Deep Sea Mining Claw Machine, 2025
Catherine Sarah Young
Dimensions variable custom squishies made of polyurethane foam and pigment; claw machine; custom audio track (2 minutes 16 seconds)
Deep Sea Mining Claw Machine is an interactive artwork that turns the familiar arcade claw game into a reflection on one of today’s most debated industries — deep sea mining.
Instead of plush toys, this machine is filled with soft, squishy objects shaped like polymetallic nodules — real mineral deposits found on the ocean floor that contain metals used in batteries, electric vehicles, and clean energy systems. These playful stand-ins invite visitors to think about how “green” technologies can still depend on extractive practices that harm the environment.
The claw machine itself has an industrial past. Early versions, created in the 1890s, were inspired by excavation equipment from massive projects like the Panama Canal — icons of ambition and control over nature. That history echoes in today’s global struggles over ocean resources and questions of who has the right to mine them.
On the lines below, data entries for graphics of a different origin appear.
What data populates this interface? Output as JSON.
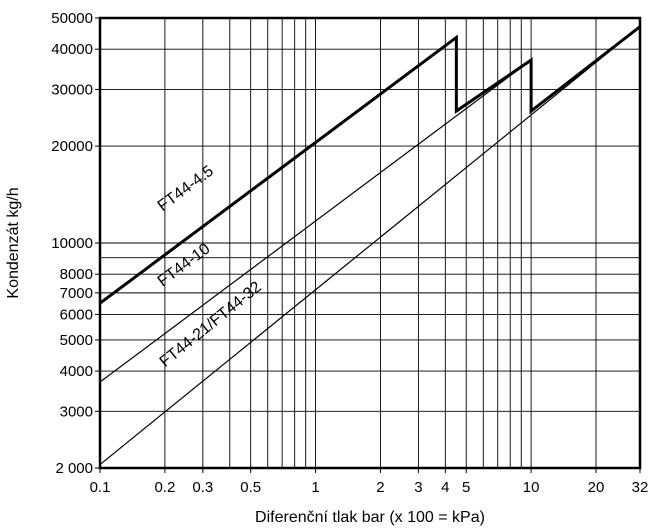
{
  "chart_data": {
    "type": "line",
    "xlabel": "Diferenční tlak bar (x 100 = kPa)",
    "ylabel": "Kondenzát  kg/h",
    "x_scale": "log",
    "y_scale": "log",
    "xlim": [
      0.1,
      32
    ],
    "ylim": [
      2000,
      50000
    ],
    "x_ticks": [
      0.1,
      0.2,
      0.3,
      0.5,
      1,
      2,
      3,
      4,
      5,
      10,
      20,
      32
    ],
    "x_tick_labels": [
      "0.1",
      "0.2",
      "0.3",
      "0.5",
      "1",
      "2",
      "3",
      "4",
      "5",
      "10",
      "20",
      "32"
    ],
    "y_ticks": [
      2000,
      3000,
      4000,
      5000,
      6000,
      7000,
      8000,
      10000,
      20000,
      30000,
      40000,
      50000
    ],
    "y_tick_labels": [
      "2 000",
      "3000",
      "4000",
      "5000",
      "6000",
      "7000",
      "8000",
      "10000",
      "20000",
      "30000",
      "40000",
      "50000"
    ],
    "x_gridlines": [
      0.2,
      0.3,
      0.4,
      0.5,
      0.6,
      0.7,
      0.8,
      0.9,
      1,
      2,
      3,
      4,
      5,
      6,
      7,
      8,
      9,
      10,
      20
    ],
    "y_gridlines": [
      3000,
      4000,
      5000,
      6000,
      7000,
      8000,
      9000,
      10000,
      20000,
      30000,
      40000
    ],
    "grid": true,
    "series": [
      {
        "name": "FT44-4.5",
        "line_width": "thin",
        "points": [
          [
            0.1,
            6500
          ],
          [
            4.5,
            43500
          ]
        ]
      },
      {
        "name": "FT44-10",
        "line_width": "thin",
        "points": [
          [
            0.1,
            3700
          ],
          [
            10,
            37000
          ]
        ]
      },
      {
        "name": "FT44-21/FT44-32",
        "line_width": "thin",
        "points": [
          [
            0.1,
            2050
          ],
          [
            32,
            47000
          ]
        ]
      }
    ],
    "envelope": {
      "line_width": "thick",
      "points": [
        [
          0.1,
          6500
        ],
        [
          4.5,
          43500
        ],
        [
          4.5,
          25700
        ],
        [
          10,
          37000
        ],
        [
          10,
          25700
        ],
        [
          32,
          47000
        ]
      ]
    },
    "labels": [
      {
        "text": "FT44-4.5",
        "x": 0.195,
        "y": 12500
      },
      {
        "text": "FT44-10",
        "x": 0.195,
        "y": 7300
      },
      {
        "text": "FT44-21/FT44-32",
        "x": 0.2,
        "y": 4100
      }
    ]
  }
}
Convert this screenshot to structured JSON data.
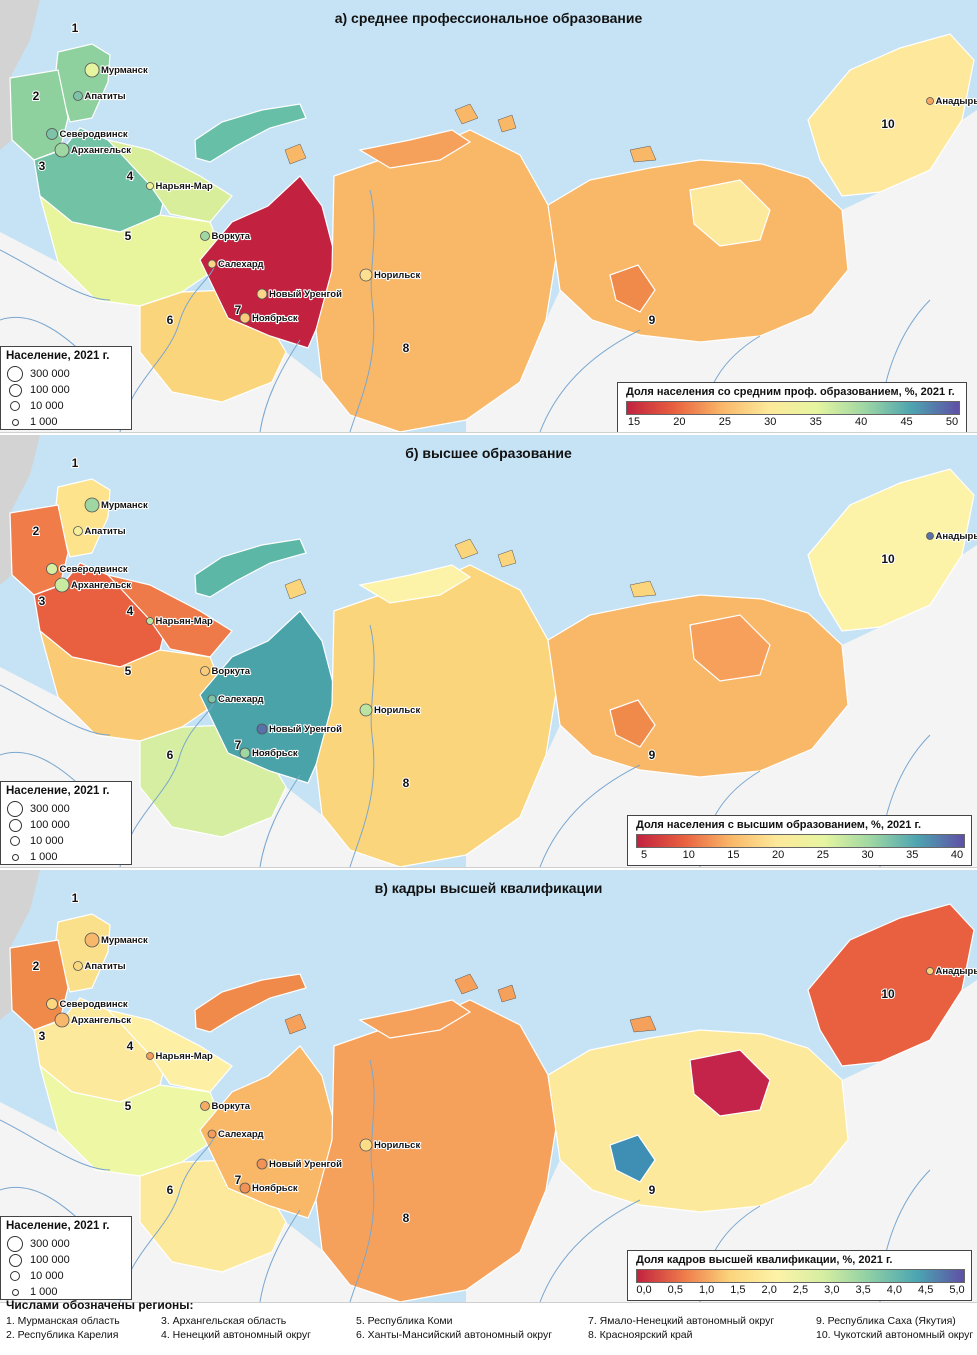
{
  "panels": [
    {
      "title": "а) среднее профессиональное образование",
      "legend_title": "Доля населения со средним проф. образованием, %, 2021 г.",
      "ticks": [
        "15",
        "20",
        "25",
        "30",
        "35",
        "40",
        "45",
        "50"
      ],
      "tick_values": [
        15,
        20,
        25,
        30,
        35,
        40,
        45,
        50
      ],
      "range": [
        15,
        50
      ],
      "region_colors": {
        "murmansk": "#8fd19e",
        "karelia": "#8fd19e",
        "arkhangelsk": "#72c2a5",
        "nenets": "#d8ee9b",
        "komi": "#e9f59d",
        "khmao": "#fbd57c",
        "yanao": "#c2223f",
        "krasnoyarsk": "#f9b768",
        "yakutia": "#f9b768",
        "chukotka": "#fde89b",
        "novaya_zemlya": "#66bfa6",
        "taimyr": "#f5a15b",
        "yakutia_east": "#fde99b",
        "yakutia_center": "#f08a4b"
      },
      "cities": [
        {
          "name": "Мурманск",
          "value": 35
        },
        {
          "name": "Апатиты",
          "value": 42
        },
        {
          "name": "Северодвинск",
          "value": 42
        },
        {
          "name": "Архангельск",
          "value": 40
        },
        {
          "name": "Нарьян-Мар",
          "value": 33
        },
        {
          "name": "Воркута",
          "value": 40
        },
        {
          "name": "Салехард",
          "value": 28
        },
        {
          "name": "Новый Уренгой",
          "value": 28
        },
        {
          "name": "Ноябрьск",
          "value": 27
        },
        {
          "name": "Норильск",
          "value": 29
        },
        {
          "name": "Анадырь",
          "value": 24
        }
      ]
    },
    {
      "title": "б) высшее образование",
      "legend_title": "Доля населения с высшим образованием, %, 2021 г.",
      "ticks": [
        "5",
        "10",
        "15",
        "20",
        "25",
        "30",
        "35",
        "40"
      ],
      "tick_values": [
        5,
        10,
        15,
        20,
        25,
        30,
        35,
        40
      ],
      "range": [
        5,
        40
      ],
      "region_colors": {
        "murmansk": "#fde38c",
        "karelia": "#f07c4a",
        "arkhangelsk": "#e8603f",
        "nenets": "#ee7a49",
        "komi": "#fbca74",
        "khmao": "#d5eea1",
        "yanao": "#49a3a8",
        "krasnoyarsk": "#fbd57c",
        "yakutia": "#f9b768",
        "chukotka": "#fdf3a8",
        "novaya_zemlya": "#5cb7a7",
        "taimyr": "#fdf3a8",
        "yakutia_east": "#f6a05b",
        "yakutia_center": "#f08a4b"
      },
      "cities": [
        {
          "name": "Мурманск",
          "value": 30
        },
        {
          "name": "Апатиты",
          "value": 22
        },
        {
          "name": "Северодвинск",
          "value": 26
        },
        {
          "name": "Архангельск",
          "value": 27
        },
        {
          "name": "Нарьян-Мар",
          "value": 28
        },
        {
          "name": "Воркута",
          "value": 17
        },
        {
          "name": "Салехард",
          "value": 32
        },
        {
          "name": "Новый Уренгой",
          "value": 38
        },
        {
          "name": "Ноябрьск",
          "value": 30
        },
        {
          "name": "Норильск",
          "value": 28
        },
        {
          "name": "Анадырь",
          "value": 38
        }
      ]
    },
    {
      "title": "в) кадры высшей квалификации",
      "legend_title": "Доля кадров высшей квалификации, %, 2021 г.",
      "ticks": [
        "0,0",
        "0,5",
        "1,0",
        "1,5",
        "2,0",
        "2,5",
        "3,0",
        "3,5",
        "4,0",
        "4,5",
        "5,0"
      ],
      "tick_values": [
        0,
        0.5,
        1,
        1.5,
        2,
        2.5,
        3,
        3.5,
        4,
        4.5,
        5
      ],
      "range": [
        0,
        5
      ],
      "region_colors": {
        "murmansk": "#fbe08b",
        "karelia": "#f08a4b",
        "arkhangelsk": "#fde99b",
        "nenets": "#fdf0a5",
        "komi": "#eef7a4",
        "khmao": "#fde99b",
        "yanao": "#f9b768",
        "krasnoyarsk": "#f5a15b",
        "yakutia": "#fde99b",
        "chukotka": "#e8603f",
        "novaya_zemlya": "#f08a4b",
        "taimyr": "#f5a15b",
        "yakutia_east": "#c4234a",
        "yakutia_center": "#3f8fb5"
      },
      "cities": [
        {
          "name": "Мурманск",
          "value": 1.2
        },
        {
          "name": "Апатиты",
          "value": 1.5
        },
        {
          "name": "Северодвинск",
          "value": 1.5
        },
        {
          "name": "Архангельск",
          "value": 1.2
        },
        {
          "name": "Нарьян-Мар",
          "value": 1.0
        },
        {
          "name": "Воркута",
          "value": 1.1
        },
        {
          "name": "Салехард",
          "value": 1.0
        },
        {
          "name": "Новый Уренгой",
          "value": 0.9
        },
        {
          "name": "Ноябрьск",
          "value": 0.9
        },
        {
          "name": "Норильск",
          "value": 1.6
        },
        {
          "name": "Анадырь",
          "value": 1.4
        }
      ]
    }
  ],
  "population_legend": {
    "title": "Население, 2021 г.",
    "items": [
      "300 000",
      "100 000",
      "10 000",
      "1 000"
    ]
  },
  "region_numbers": [
    "1",
    "2",
    "3",
    "4",
    "5",
    "6",
    "7",
    "8",
    "9",
    "10"
  ],
  "footnote": {
    "title": "Числами обозначены регионы:",
    "items": [
      "1. Мурманская область",
      "3. Архангельская область",
      "5. Республика Коми",
      "7. Ямало-Ненецкий автономный округ",
      "9. Республика Саха (Якутия)",
      "2. Республика Карелия",
      "4. Ненецкий автономный округ",
      "6. Ханты-Мансийский автономный округ",
      "8. Красноярский край",
      "10. Чукотский автономный округ"
    ]
  },
  "colors": {
    "sea": "#c6e3f5",
    "land_other": "#f4f4f4",
    "foreign": "#d3d3d3",
    "border": "#ffffff",
    "river": "#7aa7cf",
    "ramp_education": [
      "#c2223f",
      "#e8603f",
      "#f9b768",
      "#fde99b",
      "#e6f5a0",
      "#9fd7a3",
      "#4da4b0",
      "#5f4fa6"
    ],
    "ramp_qualification": [
      "#c2223f",
      "#ee7a49",
      "#fbd57c",
      "#fdf3a8",
      "#d5eea1",
      "#8ccea5",
      "#4ba5b2",
      "#5f4fa6"
    ]
  }
}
Claw machines are also games of chance, sitting somewhere between skill and luck. This gray area mirrors the uncertain ethics of deep sea mining — a field caught between economic opportunity, environmental risk, and global inequality.
Through touch, play, and chance, the Deep Sea Mining Claw Machine invites visitors to consider: who really wins when we extract from the planet’s depths?
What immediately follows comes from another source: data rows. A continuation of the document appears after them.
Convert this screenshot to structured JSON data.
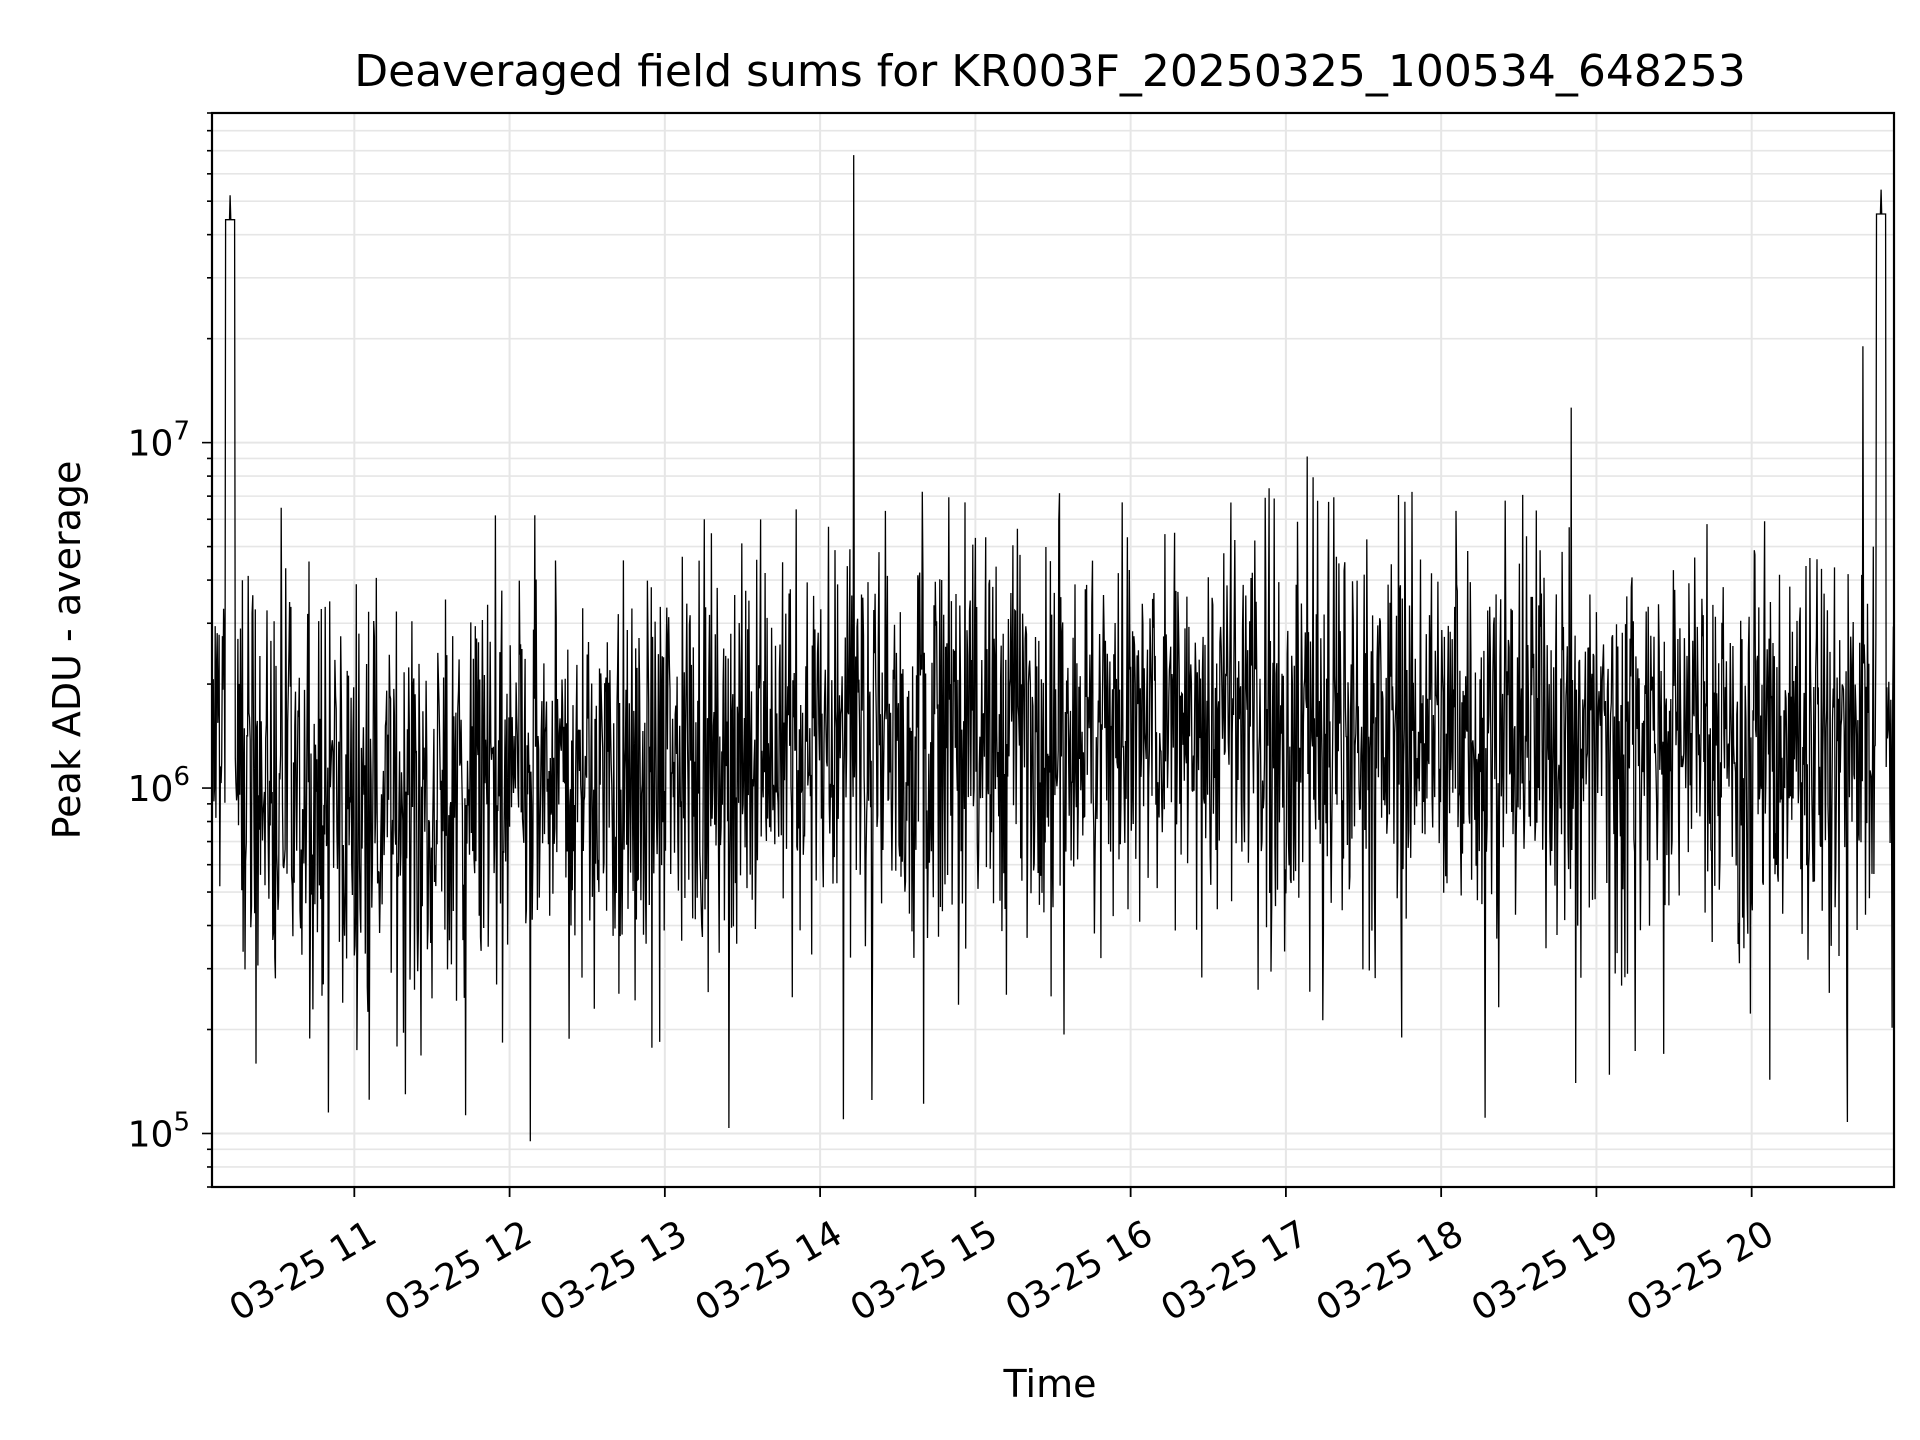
{
  "chart_data": {
    "type": "line",
    "title": "Deaveraged field sums for KR003F_20250325_100534_648253",
    "xlabel": "Time",
    "ylabel": "Peak ADU - average",
    "y_scale": "log",
    "ylim": [
      70000,
      90000000
    ],
    "xlim": [
      "03-25 10:05",
      "03-25 20:55"
    ],
    "grid": true,
    "line_color": "#000000",
    "grid_color": "#e6e6e6",
    "x_ticks": [
      {
        "value": "03-25 11:00",
        "label": "03-25 11"
      },
      {
        "value": "03-25 12:00",
        "label": "03-25 12"
      },
      {
        "value": "03-25 13:00",
        "label": "03-25 13"
      },
      {
        "value": "03-25 14:00",
        "label": "03-25 14"
      },
      {
        "value": "03-25 15:00",
        "label": "03-25 15"
      },
      {
        "value": "03-25 16:00",
        "label": "03-25 16"
      },
      {
        "value": "03-25 17:00",
        "label": "03-25 17"
      },
      {
        "value": "03-25 18:00",
        "label": "03-25 18"
      },
      {
        "value": "03-25 19:00",
        "label": "03-25 19"
      },
      {
        "value": "03-25 20:00",
        "label": "03-25 20"
      }
    ],
    "y_ticks": [
      {
        "value": 100000,
        "base": "10",
        "exp": "5"
      },
      {
        "value": 1000000,
        "base": "10",
        "exp": "6"
      },
      {
        "value": 10000000,
        "base": "10",
        "exp": "7"
      }
    ],
    "series": [
      {
        "color": "#000000",
        "baseline": [
          {
            "x": "03-25 10:05",
            "y": 1300000
          },
          {
            "x": "03-25 10:30",
            "y": 950000
          },
          {
            "x": "03-25 11:00",
            "y": 900000
          },
          {
            "x": "03-25 12:00",
            "y": 1000000
          },
          {
            "x": "03-25 13:00",
            "y": 1250000
          },
          {
            "x": "03-25 14:00",
            "y": 1400000
          },
          {
            "x": "03-25 15:00",
            "y": 1500000
          },
          {
            "x": "03-25 16:00",
            "y": 1550000
          },
          {
            "x": "03-25 17:00",
            "y": 1550000
          },
          {
            "x": "03-25 18:00",
            "y": 1500000
          },
          {
            "x": "03-25 19:00",
            "y": 1450000
          },
          {
            "x": "03-25 20:00",
            "y": 1500000
          },
          {
            "x": "03-25 20:40",
            "y": 1250000
          },
          {
            "x": "03-25 20:55",
            "y": 1100000
          }
        ],
        "peaks": [
          {
            "x": "03-25 10:12",
            "y": 52000000
          },
          {
            "x": "03-25 14:13",
            "y": 68000000
          },
          {
            "x": "03-25 15:00",
            "y": 5300000
          },
          {
            "x": "03-25 20:43",
            "y": 19000000
          },
          {
            "x": "03-25 20:50",
            "y": 54000000
          }
        ],
        "dips": [
          {
            "x": "03-25 10:50",
            "y": 115000
          },
          {
            "x": "03-25 11:43",
            "y": 113000
          },
          {
            "x": "03-25 12:08",
            "y": 95000
          },
          {
            "x": "03-25 14:09",
            "y": 110000
          },
          {
            "x": "03-25 14:20",
            "y": 125000
          },
          {
            "x": "03-25 14:40",
            "y": 122000
          },
          {
            "x": "03-25 18:17",
            "y": 111000
          },
          {
            "x": "03-25 18:52",
            "y": 140000
          },
          {
            "x": "03-25 19:05",
            "y": 148000
          },
          {
            "x": "03-25 19:26",
            "y": 170000
          },
          {
            "x": "03-25 20:07",
            "y": 143000
          }
        ]
      }
    ]
  }
}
Artist: Catherine Sarah Young
Claw machine sponsor: Lucky Dip
Additional support: UNSW Design Futures Lab
On Site
Audio
Sounds of the Deep Sea Mining Claw Machine.
About the Artist
Catherine Sarah Young, PhD is an interdisciplinary artist, designer, writer, and scholar. She cultivates an artscience practice by using scientific experimentation and molecular transformations in her art-making, often relating these to planetary and environmental issues. Catherine has an international profile, with numerous fellowships, exhibitions, and speaking engagements. She was one of ArtReview Asia’s Future Greats in 2018, a Thirteen Artist Awards recipient in the Philippines in 2021, was listed as one of the 10 Women Leading the Fight against Climate Change by Earth.org in 2024, and is an Obama Leader for Asia-Pacific. Her PhD dissertation is entitled, ‘The Ghost of Rain: Investigating Petrichor as Companion Molecules in the Critical Zones through the Arts’. She is currently an academic in UNSW Sydney School of Art and Design where she mentors Master of Design students on their capstone projects framed around the UN Sustainable Development Goals.